El problema de garantizar una seguridad integral es que no existen estas cosas.

Suponiendo que su WordPress esté completamente protegido, seguirá teniendo su Apache, cliente FTP, MySQL y cualquier aplicación que opere en su servidor de la que tenga que preocuparse. Su sitio está tan libre de riesgos como su URL más débil. Y eso implica la calidad del paquete de software de su host, los temas y complementos en los que se ejecutan sus sitios de Internet.

Quiero tener muchas más estadísticas más recientes que también puedo presentarte. Sin embargo, esta revisión que se ofrece como una infografía en el blog de WpWhiteSecurity proporciona una excelente perspectiva de cómo se piratean los sitios web de WordPress y qué puede hacerlos susceptibles.

La investigación se realizó en función de los datos de 170,000 sitios web que fueron pirateados en 2012. Hubo un aumento del 18% en el número de ataques del año anterior (2012), el detalle curioso es que el número de vulnerabilidades no aumentó. exactamente en la misma proporción. Pero incluso un pequeño aumento en las vulnerabilidades afecta a muchos más sitios web, debido al mayor uso de WordPress y los productos centrados en WordPress.

  • El 41% de los WordPress pirateados fueron pirateados por una vulnerabilidad de seguridad en su sistema de alojamiento.
  • El 29% había sido pirateado debido a un problema de estabilidad en el tema de WordPress que terminaron usando.
  • El 22% estaba siendo pirateado a través de un problema de seguridad en los complementos de WordPress que estaban usando.
  • El 8% terminó pirateado principalmente porque tenían una contraseña débil.
  • De lo mencionado anteriormente, podemos concluir que mucho más del 51% de los sitios web de WordPress pirateados fueron pirateados a través de una vulnerabilidad en los temas o complementos de WordPress con los que estaban trabajando.

Una gran parte frustrante de los ataques se produjo debido a la instalación de software en forma de complementos, temas y simplemente porque los proveedores de servicios de alojamiento web no pudieron reforzar lo suficiente la seguridad en el extremo del servidor.

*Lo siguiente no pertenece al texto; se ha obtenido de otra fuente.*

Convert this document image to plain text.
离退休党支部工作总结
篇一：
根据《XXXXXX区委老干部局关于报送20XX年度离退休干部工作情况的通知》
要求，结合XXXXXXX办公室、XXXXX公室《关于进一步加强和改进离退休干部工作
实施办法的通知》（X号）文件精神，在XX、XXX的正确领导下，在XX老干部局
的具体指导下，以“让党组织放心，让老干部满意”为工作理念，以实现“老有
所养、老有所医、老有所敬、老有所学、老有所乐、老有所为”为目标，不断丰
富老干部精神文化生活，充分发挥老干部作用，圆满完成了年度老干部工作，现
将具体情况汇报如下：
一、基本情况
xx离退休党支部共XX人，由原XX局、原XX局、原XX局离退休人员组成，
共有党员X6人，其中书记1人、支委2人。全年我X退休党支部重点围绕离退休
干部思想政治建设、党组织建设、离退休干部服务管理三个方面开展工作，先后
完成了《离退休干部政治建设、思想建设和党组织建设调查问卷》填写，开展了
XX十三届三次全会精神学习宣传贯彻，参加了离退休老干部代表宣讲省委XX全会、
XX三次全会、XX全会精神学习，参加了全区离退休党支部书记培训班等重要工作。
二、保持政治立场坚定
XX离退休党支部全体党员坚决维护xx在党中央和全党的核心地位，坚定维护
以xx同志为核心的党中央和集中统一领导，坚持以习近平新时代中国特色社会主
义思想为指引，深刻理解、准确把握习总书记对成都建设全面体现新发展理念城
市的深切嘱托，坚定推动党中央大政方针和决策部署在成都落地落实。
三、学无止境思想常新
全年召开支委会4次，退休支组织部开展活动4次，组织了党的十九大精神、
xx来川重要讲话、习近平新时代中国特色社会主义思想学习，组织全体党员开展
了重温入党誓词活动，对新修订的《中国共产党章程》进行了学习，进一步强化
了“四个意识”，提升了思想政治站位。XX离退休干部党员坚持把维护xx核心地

No hay ningún nivel en discutir los pasos para proteger su sitio web, antes de abordar las excelentes opciones que tiene en términos de protección cuando se trata de alojamiento web, temas y complementos. Y hablaré sobre cómo puede obtener un excelente software de terceros y un alojamiento seguro para su sitio web antes de comenzar recomendando ciertos pasos de estabilidad para reforzar la seguridad de WP.

Conclusión

Los sitios web de WordPress rara vez son vulnerables debido a errores en el código central del sistema de gestión de datos. Pero un sitio web no funciona completamente basado en la técnica de administración de contenido escrito, requiere un host de Internet para alojar el CMS en la red, temas para hacerlo elegante y complementos para insertar las funciones requeridas. Agregar varias capas de software de terceros a su instalación de WordPress puede hacer que su estabilidad sea un poco porosa, si no se hace correctamente.

Su principal de WordPress, los complementos y temas, y el host de red deberán conectarse para mantener su sitio web de WordPress en funcionamiento. Esta conversación a veces tiene fallas y hace que los sitios web sean susceptibles.

El 8% positivo de los sitios web podría verse comprometido debido a contraseñas débiles. Continúe, una abrumadora cantidad de evidencia sugiere que la instalación de complementos/temas mal escritos o un host de Internet que se ejecuta en un software obsoleto es el resultado principal para una gran proporción de todos los sitios web de WordPress pirateados o cerrados.

Ahora que hemos encontrado cierta claridad sobre las causas de las vulnerabilidades de WordPress, como parte de la próxima publicación de la serie WP Stability, me centraré en las medidas que debe tomar para reforzar su seguridad de WordPress.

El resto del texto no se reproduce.